The upper floor of our home flashed with light every second or two. At other moments, it seemed a hundred lightning strikes gathered and hit all at once, bathing the ground in light so bright you could have sat in a lawn chair at 2 a.m. and read a newspaper.
Our two oldest children, both daughters, appeared in our bedroom doorway, and I was struck by how well I could see their expressions even without a single light on.
The patchwork of dangerous storms that ravaged the south had arrived in the Shenandoah Valley.
In an instant we did something we’d talked about through the years but had never put into motion. While the girls went for flashlights and cellphones, my wife and I hurried to our two boys. I was reminded that the youngest, age 4, wakes up if a butterfly lands on his bedpost. The other, age 7, would sleep through a battalion of butterflies lifting him from his bed and dropping him on the roof.

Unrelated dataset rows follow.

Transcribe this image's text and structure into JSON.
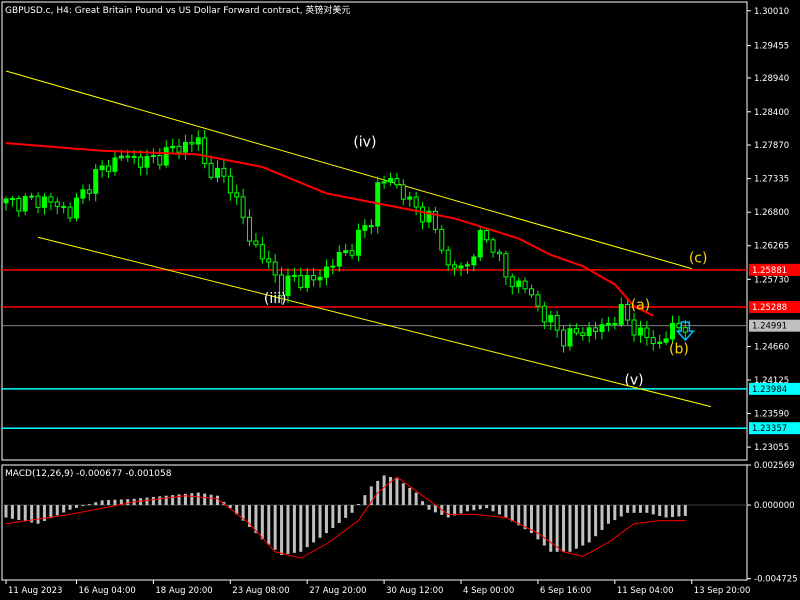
{
  "header": {
    "title": "GBPUSD.c, H4:  Great Britain Pound vs US Dollar Forward contract, 英镑对美元"
  },
  "colors": {
    "background": "#000000",
    "candle": "#00ff00",
    "ma": "#ff0000",
    "channel": "#ffff00",
    "hline_red": "#ff0000",
    "hline_cyan": "#00ffff",
    "wave_label_white": "#ffffff",
    "wave_label_gold": "#ffd700",
    "macd_hist": "#c0c0c0",
    "macd_signal": "#ff0000",
    "arrow": "#00bfff",
    "text": "#ffffff"
  },
  "chart_data": [
    {
      "type": "candlestick",
      "symbol": "GBPUSD.c",
      "timeframe": "H4",
      "ylim": [
        1.2285,
        1.3015
      ],
      "y_ticks": [
        "1.30010",
        "1.29455",
        "1.28940",
        "1.28400",
        "1.27870",
        "1.27335",
        "1.26800",
        "1.26265",
        "1.25730",
        "1.24660",
        "1.24125",
        "1.23590",
        "1.23055"
      ],
      "x_ticks": [
        "11 Aug 2023",
        "16 Aug 04:00",
        "18 Aug 20:00",
        "23 Aug 08:00",
        "27 Aug 20:00",
        "30 Aug 12:00",
        "4 Sep 00:00",
        "6 Sep 16:00",
        "11 Sep 04:00",
        "13 Sep 20:00"
      ],
      "close_path": [
        [
          0,
          1.2695
        ],
        [
          6,
          1.27
        ],
        [
          10,
          1.268
        ],
        [
          14,
          1.274
        ],
        [
          18,
          1.277
        ],
        [
          22,
          1.276
        ],
        [
          26,
          1.278
        ],
        [
          30,
          1.2795
        ],
        [
          31,
          1.2755
        ],
        [
          35,
          1.2725
        ],
        [
          38,
          1.264
        ],
        [
          41,
          1.2595
        ],
        [
          43,
          1.256
        ],
        [
          45,
          1.2575
        ],
        [
          48,
          1.257
        ],
        [
          51,
          1.26
        ],
        [
          54,
          1.2625
        ],
        [
          57,
          1.267
        ],
        [
          58,
          1.272
        ],
        [
          60,
          1.2735
        ],
        [
          63,
          1.2695
        ],
        [
          66,
          1.267
        ],
        [
          68,
          1.263
        ],
        [
          69,
          1.259
        ],
        [
          72,
          1.2595
        ],
        [
          74,
          1.264
        ],
        [
          76,
          1.263
        ],
        [
          78,
          1.2575
        ],
        [
          81,
          1.256
        ],
        [
          84,
          1.2515
        ],
        [
          87,
          1.248
        ],
        [
          90,
          1.249
        ],
        [
          93,
          1.2495
        ],
        [
          96,
          1.252
        ],
        [
          99,
          1.2485
        ],
        [
          102,
          1.247
        ],
        [
          104,
          1.2495
        ],
        [
          106,
          1.25
        ]
      ],
      "moving_average": [
        [
          0,
          1.279
        ],
        [
          15,
          1.2778
        ],
        [
          30,
          1.2772
        ],
        [
          40,
          1.2752
        ],
        [
          50,
          1.271
        ],
        [
          60,
          1.269
        ],
        [
          70,
          1.267
        ],
        [
          80,
          1.2638
        ],
        [
          85,
          1.2612
        ],
        [
          90,
          1.2594
        ],
        [
          95,
          1.2565
        ],
        [
          98,
          1.253
        ],
        [
          101,
          1.2515
        ]
      ],
      "channel_lines": [
        {
          "from": [
            0,
            1.2905
          ],
          "to": [
            107,
            1.259
          ]
        },
        {
          "from": [
            5,
            1.264
          ],
          "to": [
            110,
            1.237
          ]
        }
      ],
      "horizontal_lines": [
        {
          "value": 1.25881,
          "label": "1.25881",
          "color": "#ff0000"
        },
        {
          "value": 1.25288,
          "label": "1.25288",
          "color": "#ff0000"
        },
        {
          "value": 1.23984,
          "label": "1.23984",
          "color": "#00ffff"
        },
        {
          "value": 1.23357,
          "label": "1.23357",
          "color": "#00ffff"
        }
      ],
      "current_price": {
        "value": 1.24991,
        "label": "1.24991"
      },
      "wave_labels": [
        {
          "text": "(iv)",
          "at": [
            56,
            1.2785
          ],
          "color": "#ffffff"
        },
        {
          "text": "(iii)",
          "at": [
            42,
            1.2535
          ],
          "color": "#ffffff"
        },
        {
          "text": "(v)",
          "at": [
            98,
            1.2405
          ],
          "color": "#ffffff"
        },
        {
          "text": "(a)",
          "at": [
            99,
            1.2525
          ],
          "color": "#ffd700"
        },
        {
          "text": "(b)",
          "at": [
            105,
            1.2455
          ],
          "color": "#ffd700"
        },
        {
          "text": "(c)",
          "at": [
            108,
            1.26
          ],
          "color": "#ffd700"
        }
      ],
      "arrow": {
        "direction": "down",
        "at": [
          106,
          1.2492
        ]
      }
    },
    {
      "type": "bar",
      "title": "MACD(12,26,9) -0.000677 -0.001058",
      "ylim": [
        -0.00481,
        0.00257
      ],
      "y_ticks": [
        "0.002569",
        "0.000000",
        "-0.004725"
      ],
      "histogram_path": [
        [
          0,
          -0.0008
        ],
        [
          5,
          -0.0012
        ],
        [
          10,
          -0.0003
        ],
        [
          15,
          0.0003
        ],
        [
          20,
          0.0004
        ],
        [
          25,
          0.0006
        ],
        [
          30,
          0.0008
        ],
        [
          33,
          0.0006
        ],
        [
          36,
          -0.0006
        ],
        [
          40,
          -0.0022
        ],
        [
          43,
          -0.0032
        ],
        [
          46,
          -0.003
        ],
        [
          50,
          -0.0018
        ],
        [
          54,
          -0.0005
        ],
        [
          57,
          0.0012
        ],
        [
          59,
          0.0019
        ],
        [
          61,
          0.0017
        ],
        [
          64,
          0.0008
        ],
        [
          66,
          -0.0003
        ],
        [
          69,
          -0.0008
        ],
        [
          72,
          -0.0004
        ],
        [
          75,
          -0.0002
        ],
        [
          78,
          -0.0008
        ],
        [
          82,
          -0.0018
        ],
        [
          85,
          -0.003
        ],
        [
          88,
          -0.003
        ],
        [
          91,
          -0.0024
        ],
        [
          94,
          -0.0012
        ],
        [
          97,
          -0.0005
        ],
        [
          100,
          -0.0005
        ],
        [
          103,
          -0.0008
        ],
        [
          106,
          -0.0007
        ]
      ],
      "signal_path": [
        [
          0,
          -0.0012
        ],
        [
          10,
          -0.0006
        ],
        [
          20,
          0.0002
        ],
        [
          28,
          0.0006
        ],
        [
          33,
          0.0004
        ],
        [
          38,
          -0.0012
        ],
        [
          42,
          -0.003
        ],
        [
          46,
          -0.0034
        ],
        [
          50,
          -0.0025
        ],
        [
          55,
          -0.001
        ],
        [
          58,
          0.0008
        ],
        [
          61,
          0.0018
        ],
        [
          65,
          0.0006
        ],
        [
          69,
          -0.0006
        ],
        [
          73,
          -0.0006
        ],
        [
          78,
          -0.0008
        ],
        [
          83,
          -0.0018
        ],
        [
          87,
          -0.003
        ],
        [
          90,
          -0.0033
        ],
        [
          94,
          -0.0024
        ],
        [
          98,
          -0.0012
        ],
        [
          102,
          -0.001
        ],
        [
          106,
          -0.001
        ]
      ]
    }
  ]
}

The six of us, plus one extremely confused goldendoodle, met in the dark basement and began pulling up weather reports, tornado warnings and radars on our smartphones. Wind and rain battered the house, lightening danced across the ground, and hail pounded the deck and cars.

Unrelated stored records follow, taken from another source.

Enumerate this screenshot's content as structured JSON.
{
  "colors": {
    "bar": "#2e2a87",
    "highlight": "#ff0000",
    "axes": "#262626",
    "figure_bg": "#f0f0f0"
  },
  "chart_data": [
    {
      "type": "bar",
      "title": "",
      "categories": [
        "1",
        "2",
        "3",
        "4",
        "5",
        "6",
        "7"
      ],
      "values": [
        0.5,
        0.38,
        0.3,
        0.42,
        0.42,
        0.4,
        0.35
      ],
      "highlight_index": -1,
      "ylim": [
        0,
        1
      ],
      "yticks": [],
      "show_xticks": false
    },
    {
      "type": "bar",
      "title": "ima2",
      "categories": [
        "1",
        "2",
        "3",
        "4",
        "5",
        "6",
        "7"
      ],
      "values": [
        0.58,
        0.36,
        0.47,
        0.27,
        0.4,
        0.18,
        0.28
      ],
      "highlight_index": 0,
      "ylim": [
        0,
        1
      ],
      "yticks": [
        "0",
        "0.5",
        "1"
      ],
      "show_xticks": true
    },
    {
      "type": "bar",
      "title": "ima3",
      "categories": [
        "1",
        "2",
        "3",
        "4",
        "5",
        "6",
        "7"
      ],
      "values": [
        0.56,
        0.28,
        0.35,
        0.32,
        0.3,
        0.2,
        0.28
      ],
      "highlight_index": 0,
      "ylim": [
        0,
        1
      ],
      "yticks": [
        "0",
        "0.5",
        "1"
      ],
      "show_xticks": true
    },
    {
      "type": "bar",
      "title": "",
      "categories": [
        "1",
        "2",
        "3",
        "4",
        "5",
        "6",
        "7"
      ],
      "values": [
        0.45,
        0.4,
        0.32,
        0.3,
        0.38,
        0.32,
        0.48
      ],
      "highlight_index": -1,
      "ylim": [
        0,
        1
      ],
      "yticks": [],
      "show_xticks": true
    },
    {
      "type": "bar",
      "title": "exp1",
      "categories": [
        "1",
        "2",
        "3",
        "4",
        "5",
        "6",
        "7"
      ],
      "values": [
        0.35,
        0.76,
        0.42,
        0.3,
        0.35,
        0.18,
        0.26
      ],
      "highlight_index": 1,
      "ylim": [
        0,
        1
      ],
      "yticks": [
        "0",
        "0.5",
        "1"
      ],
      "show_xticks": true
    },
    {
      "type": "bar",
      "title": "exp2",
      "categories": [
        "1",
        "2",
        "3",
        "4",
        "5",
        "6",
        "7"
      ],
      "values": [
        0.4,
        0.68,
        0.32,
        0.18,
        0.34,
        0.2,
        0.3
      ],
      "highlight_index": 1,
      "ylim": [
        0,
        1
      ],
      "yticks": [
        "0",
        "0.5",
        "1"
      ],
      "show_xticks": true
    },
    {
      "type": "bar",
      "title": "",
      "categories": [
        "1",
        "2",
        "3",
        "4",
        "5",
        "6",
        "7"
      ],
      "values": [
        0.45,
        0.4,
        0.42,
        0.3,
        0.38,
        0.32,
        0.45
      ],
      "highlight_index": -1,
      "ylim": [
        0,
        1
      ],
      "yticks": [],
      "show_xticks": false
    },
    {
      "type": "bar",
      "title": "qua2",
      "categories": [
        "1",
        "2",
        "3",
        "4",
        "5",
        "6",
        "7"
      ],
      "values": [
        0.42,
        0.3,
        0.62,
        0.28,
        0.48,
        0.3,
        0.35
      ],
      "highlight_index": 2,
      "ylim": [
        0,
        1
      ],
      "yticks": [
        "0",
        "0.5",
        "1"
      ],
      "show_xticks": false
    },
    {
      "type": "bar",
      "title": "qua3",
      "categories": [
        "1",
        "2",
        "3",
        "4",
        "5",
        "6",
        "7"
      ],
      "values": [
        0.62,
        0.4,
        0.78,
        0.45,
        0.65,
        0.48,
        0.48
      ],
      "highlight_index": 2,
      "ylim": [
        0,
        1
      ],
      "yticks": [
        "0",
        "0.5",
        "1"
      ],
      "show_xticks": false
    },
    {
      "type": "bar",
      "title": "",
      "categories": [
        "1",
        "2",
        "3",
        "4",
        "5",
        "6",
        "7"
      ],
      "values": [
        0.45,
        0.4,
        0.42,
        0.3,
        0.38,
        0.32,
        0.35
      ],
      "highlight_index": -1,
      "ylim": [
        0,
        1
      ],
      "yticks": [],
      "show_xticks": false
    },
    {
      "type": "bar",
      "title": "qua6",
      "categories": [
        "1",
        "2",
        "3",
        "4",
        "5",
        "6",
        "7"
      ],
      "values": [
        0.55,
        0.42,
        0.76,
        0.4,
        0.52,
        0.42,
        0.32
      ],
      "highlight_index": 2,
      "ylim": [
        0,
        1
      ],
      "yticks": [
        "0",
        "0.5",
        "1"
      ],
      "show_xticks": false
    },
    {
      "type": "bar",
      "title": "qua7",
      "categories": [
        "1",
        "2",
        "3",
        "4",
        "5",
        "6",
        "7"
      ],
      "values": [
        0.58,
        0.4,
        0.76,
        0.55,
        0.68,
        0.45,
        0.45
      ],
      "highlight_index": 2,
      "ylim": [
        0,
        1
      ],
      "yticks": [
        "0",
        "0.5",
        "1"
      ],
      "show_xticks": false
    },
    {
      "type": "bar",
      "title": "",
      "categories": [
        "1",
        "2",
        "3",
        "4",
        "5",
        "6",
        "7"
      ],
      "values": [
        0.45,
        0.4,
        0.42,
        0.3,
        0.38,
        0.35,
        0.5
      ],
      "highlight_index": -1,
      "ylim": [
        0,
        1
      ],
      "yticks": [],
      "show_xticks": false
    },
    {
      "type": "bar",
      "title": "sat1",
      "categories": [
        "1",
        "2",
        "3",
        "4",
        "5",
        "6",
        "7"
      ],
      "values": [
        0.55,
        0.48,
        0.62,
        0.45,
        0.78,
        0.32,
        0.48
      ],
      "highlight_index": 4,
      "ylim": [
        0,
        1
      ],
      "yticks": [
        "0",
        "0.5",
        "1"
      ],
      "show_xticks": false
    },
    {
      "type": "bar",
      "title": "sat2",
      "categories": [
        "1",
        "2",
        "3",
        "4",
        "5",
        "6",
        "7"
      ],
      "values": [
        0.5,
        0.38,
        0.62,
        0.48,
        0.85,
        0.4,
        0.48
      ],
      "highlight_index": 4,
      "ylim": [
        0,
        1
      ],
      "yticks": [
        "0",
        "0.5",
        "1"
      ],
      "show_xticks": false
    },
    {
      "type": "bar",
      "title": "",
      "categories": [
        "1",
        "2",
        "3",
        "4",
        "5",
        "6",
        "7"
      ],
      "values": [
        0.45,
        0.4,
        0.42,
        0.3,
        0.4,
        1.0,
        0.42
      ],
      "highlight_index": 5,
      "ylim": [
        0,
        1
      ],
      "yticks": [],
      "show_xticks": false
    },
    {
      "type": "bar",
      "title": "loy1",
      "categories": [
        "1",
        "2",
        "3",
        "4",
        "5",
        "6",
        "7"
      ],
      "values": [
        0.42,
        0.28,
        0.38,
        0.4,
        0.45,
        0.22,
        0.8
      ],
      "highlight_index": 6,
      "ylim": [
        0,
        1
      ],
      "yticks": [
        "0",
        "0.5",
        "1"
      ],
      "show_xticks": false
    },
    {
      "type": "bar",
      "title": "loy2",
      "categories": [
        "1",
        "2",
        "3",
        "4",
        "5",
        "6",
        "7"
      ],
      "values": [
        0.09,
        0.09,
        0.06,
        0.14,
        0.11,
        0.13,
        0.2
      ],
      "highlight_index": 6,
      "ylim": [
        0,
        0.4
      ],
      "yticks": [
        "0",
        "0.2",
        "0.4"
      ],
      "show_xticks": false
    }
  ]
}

Then we did exactly what your family would have done and what probably thousands of others around us were doing at that very moment. We prayed.
We prayed that all would be safe, the storm would cease, the flooding recede, that no tornadoes would touch ground, and that our fear would ease and drift away with the dangerous clouds.

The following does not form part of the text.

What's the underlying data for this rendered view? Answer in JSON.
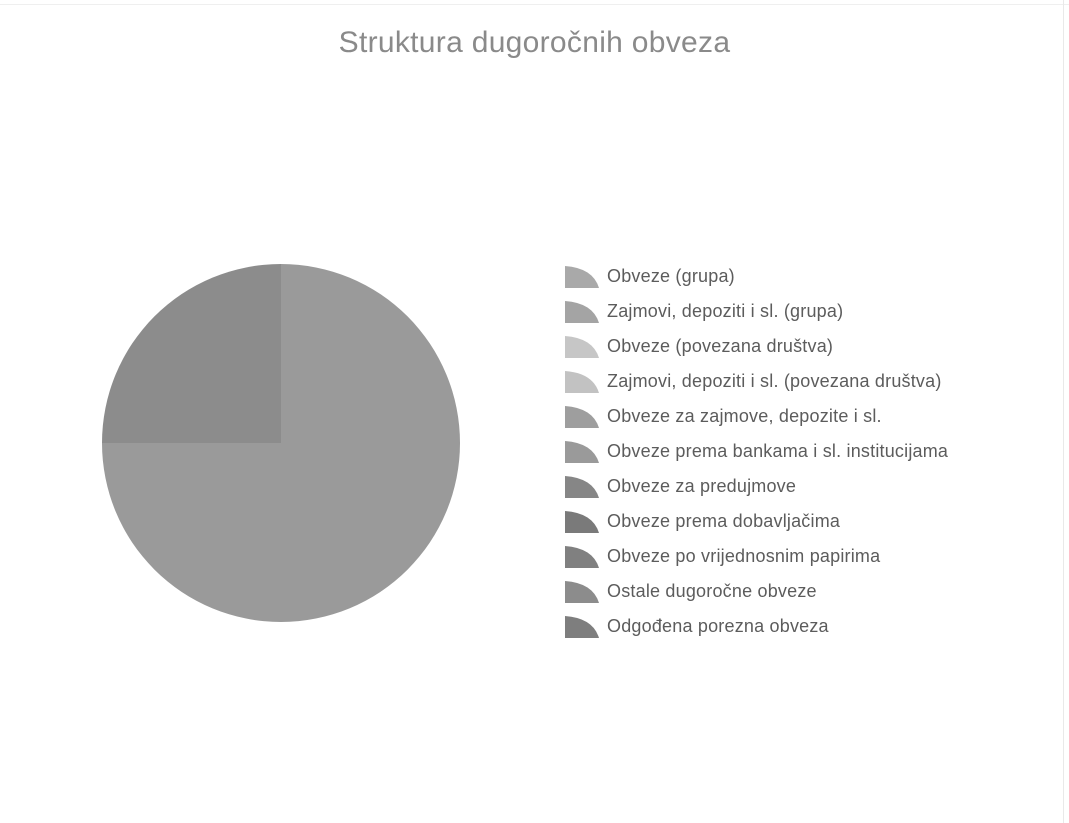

Thirty minutes later the storm had moved on, and we felt confident we could return to our beds and tuck the experience safely into our mental and paper journals. But just as we all settled back into our blankets, another band of violent storms crossed the valley, and the tornado warnings returned to the weather websites — only this storm was even louder and angrier.
We raced back to the basement and endured another half-hour of anxious wonder. Were the neighbors all right? What about our friends from church who live even higher on a hill than we do? Would those living on the Shenandoah River see their basements flood, or worse?
Despite our fervent prayers, the storms did not cease.
Despite our righteous desires and the innocent faith of our children, tornadoes did touch ground. One cut a devastating 23-mile trail through nearby Mount Jackson, Va., downing trees and destroying a family poultry farm. Thankfully, no one was killed.